Her memories had been stirred up by her recent attendance at her 50th school reunion in Indianapolis, where she attended school with fellow student David Letterman, who did not turn up for the reunion.

"One of the first people I bumped into was Jeff Escowsky and I just had to ask him if an old school legend or rumour was true. Did Neil Sedaka really stay at his house for a week all those years ago?” Marilyn told us she had asked. “He confirmed he did. Their parents knew each other and because there were no flights, Sedaka stayed in the other twin bed in Jeff’s bedroom. I told Jeff I was about to meet up with an old English friend who knows all about those stars, their records, the composers etc.” she added. having explained to her old school contact, I was a rock anorak for those days.

Looking back on the Hall of Fame, I walked round the shop later and was tempted by some of the items on offer. I saw a compilation for 1959, which included Edd Kookie Byrnes and the record Kookie, Kookie Lend Me Your Comb. Ellie recalled the record and the show it referred to: Seventy-seven Sunset Strip along with Efrem Zimbalist Junior and Roger Smith. Another title on the disc caught my eye: Dodie Stevens and Sand Shoes And Pink Shoelaces - not to be confused with Connie Stevens who did the Kookie Comb number. Terrible records really, but part of the youth cult at the time.

But it was Dick Clark who really impressed me. “We had to get home to watch Bandstand every day, to catch up with the music, the dances and the dress styles. It came out of Philly, and they should have the Bandstand, Dick Clark Museum here,” said Marilyn. “My daughter Melissa watched Dick Clark and grew up with that show, just as I did.”

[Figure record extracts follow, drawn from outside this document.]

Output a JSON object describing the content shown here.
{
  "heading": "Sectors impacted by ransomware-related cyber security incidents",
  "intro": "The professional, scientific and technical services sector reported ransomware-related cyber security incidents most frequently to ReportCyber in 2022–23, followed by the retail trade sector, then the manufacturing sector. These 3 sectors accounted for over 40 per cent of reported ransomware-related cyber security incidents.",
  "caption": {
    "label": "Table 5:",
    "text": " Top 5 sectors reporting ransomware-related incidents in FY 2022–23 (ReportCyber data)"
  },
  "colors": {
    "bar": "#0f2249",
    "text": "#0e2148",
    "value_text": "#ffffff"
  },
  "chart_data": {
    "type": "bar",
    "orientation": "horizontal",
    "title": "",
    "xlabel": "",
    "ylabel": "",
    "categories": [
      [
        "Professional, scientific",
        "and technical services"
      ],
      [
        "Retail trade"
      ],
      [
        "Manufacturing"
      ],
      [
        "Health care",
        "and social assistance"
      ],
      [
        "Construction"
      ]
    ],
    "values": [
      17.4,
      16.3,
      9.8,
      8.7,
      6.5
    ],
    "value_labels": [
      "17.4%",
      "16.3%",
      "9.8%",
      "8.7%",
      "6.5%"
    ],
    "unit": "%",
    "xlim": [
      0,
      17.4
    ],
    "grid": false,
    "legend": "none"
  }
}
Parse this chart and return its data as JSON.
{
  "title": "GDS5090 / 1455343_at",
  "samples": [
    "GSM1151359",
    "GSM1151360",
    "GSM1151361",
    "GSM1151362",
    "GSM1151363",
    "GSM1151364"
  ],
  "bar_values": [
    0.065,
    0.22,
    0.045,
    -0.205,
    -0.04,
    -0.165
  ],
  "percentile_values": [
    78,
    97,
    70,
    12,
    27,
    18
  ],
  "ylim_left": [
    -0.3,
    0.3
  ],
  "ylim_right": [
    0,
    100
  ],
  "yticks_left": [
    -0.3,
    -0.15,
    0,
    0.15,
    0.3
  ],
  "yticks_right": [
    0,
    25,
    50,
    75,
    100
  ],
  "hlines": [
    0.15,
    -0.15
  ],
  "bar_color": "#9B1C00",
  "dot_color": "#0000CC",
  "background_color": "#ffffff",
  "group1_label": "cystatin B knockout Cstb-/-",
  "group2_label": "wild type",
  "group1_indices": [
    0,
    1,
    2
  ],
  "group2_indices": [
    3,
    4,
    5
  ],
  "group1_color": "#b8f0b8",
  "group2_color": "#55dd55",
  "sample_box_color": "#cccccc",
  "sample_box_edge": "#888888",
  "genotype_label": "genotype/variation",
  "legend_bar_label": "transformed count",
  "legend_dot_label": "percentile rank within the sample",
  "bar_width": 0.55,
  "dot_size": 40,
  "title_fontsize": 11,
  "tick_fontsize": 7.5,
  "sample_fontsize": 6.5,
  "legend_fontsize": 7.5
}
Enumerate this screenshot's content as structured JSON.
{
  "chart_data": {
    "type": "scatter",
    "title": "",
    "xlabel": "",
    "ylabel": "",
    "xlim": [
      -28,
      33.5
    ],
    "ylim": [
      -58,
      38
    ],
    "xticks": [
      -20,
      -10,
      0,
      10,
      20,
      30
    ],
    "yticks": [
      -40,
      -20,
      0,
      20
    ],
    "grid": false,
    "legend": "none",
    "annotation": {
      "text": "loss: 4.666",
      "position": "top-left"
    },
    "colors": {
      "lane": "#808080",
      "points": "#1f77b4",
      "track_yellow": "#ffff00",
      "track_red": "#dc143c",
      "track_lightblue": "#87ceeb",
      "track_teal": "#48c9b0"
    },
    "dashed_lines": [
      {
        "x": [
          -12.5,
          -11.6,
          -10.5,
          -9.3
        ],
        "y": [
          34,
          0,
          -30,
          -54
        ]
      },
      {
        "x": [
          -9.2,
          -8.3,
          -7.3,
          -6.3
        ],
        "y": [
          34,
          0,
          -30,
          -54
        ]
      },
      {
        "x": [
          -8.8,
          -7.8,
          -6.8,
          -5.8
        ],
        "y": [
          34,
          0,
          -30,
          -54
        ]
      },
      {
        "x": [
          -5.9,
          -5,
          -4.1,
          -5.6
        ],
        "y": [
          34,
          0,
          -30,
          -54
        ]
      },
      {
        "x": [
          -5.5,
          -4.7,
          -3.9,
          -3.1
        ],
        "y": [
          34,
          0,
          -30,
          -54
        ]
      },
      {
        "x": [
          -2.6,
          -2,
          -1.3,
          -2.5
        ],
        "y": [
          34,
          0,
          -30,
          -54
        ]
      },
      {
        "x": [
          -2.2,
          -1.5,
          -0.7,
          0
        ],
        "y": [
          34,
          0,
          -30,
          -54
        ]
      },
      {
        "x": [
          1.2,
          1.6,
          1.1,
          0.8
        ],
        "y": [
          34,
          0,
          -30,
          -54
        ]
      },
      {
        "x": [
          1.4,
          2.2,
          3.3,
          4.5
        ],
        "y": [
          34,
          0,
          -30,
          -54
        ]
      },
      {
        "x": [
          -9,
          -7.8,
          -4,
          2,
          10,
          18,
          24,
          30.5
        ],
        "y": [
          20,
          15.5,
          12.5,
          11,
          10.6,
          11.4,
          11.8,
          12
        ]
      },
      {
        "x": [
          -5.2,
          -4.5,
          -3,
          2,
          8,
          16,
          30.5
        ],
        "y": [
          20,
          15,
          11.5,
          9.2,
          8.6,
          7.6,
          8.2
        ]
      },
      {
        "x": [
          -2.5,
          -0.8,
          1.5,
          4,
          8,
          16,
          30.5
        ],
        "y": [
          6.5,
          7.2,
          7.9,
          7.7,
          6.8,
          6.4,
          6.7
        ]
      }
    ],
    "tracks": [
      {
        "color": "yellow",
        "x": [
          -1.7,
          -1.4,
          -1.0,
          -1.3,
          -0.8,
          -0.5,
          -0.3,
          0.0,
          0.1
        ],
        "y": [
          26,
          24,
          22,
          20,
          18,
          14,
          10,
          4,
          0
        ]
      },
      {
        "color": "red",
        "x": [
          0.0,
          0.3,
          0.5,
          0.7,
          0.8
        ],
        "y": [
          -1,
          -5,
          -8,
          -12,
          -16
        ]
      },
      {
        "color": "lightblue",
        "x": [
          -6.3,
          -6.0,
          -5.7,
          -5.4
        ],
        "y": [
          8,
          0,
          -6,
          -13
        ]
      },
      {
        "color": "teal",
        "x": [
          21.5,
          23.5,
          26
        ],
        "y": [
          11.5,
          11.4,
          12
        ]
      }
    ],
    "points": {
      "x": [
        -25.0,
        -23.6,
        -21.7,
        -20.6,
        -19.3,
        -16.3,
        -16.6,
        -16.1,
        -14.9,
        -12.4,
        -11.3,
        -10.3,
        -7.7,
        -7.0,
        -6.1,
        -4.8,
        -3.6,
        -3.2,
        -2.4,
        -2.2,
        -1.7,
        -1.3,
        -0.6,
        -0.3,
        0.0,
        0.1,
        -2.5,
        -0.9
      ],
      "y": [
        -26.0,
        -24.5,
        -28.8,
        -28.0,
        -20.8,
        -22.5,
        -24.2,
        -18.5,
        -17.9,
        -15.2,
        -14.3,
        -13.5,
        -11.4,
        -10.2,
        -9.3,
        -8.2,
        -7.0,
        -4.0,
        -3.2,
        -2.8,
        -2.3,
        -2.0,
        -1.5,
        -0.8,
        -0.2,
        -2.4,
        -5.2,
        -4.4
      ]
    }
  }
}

Dubbed the world’s oldest teenager, Dick Clark broke hundreds of new acts on his shows and while he was and is virtually unknown in the UK, he was one of the true and key pioneers of rock. Variety magazine said rock'n'roll would be over within the year: Dick Clark, with his daily exposure, enabled Variety to look stupid.

On the way out of the last display-room in the Hall of Fame, I was saddened to note the passing of another influential factor on my life: Joe B Maudlin, who succumbed to cancer earlier this year.

The name might not mean much, if anything, nowadays, but he was one of The Crickets - Buddy Holly’s group who toured the UK in the early spring of 1958 and influenced a generation of aspiring British groups, with their line up of drums, bass with Joe B using a stand-up; lead and rhythm guitar. It became the definitive line-up for all groups, and Holly’s ability to write his own material, sing, play lead and later arrange the recording sessions, proved highly influential.

Perhaps someone else put it better for at the bottom of the plaque acknowledging Joe B Maudlin was a reproduced quote from the Rolling Stones’ Keith Richards. “Without The Crickets, there would have been no Beatles or Rolling Stones."

That perhaps puts in context my sadness at seeing Joe B Maudlin had died earlier this year. He was part of the most influential moments of my pop cultural youth and was part of a key influence on a generation of British musicians.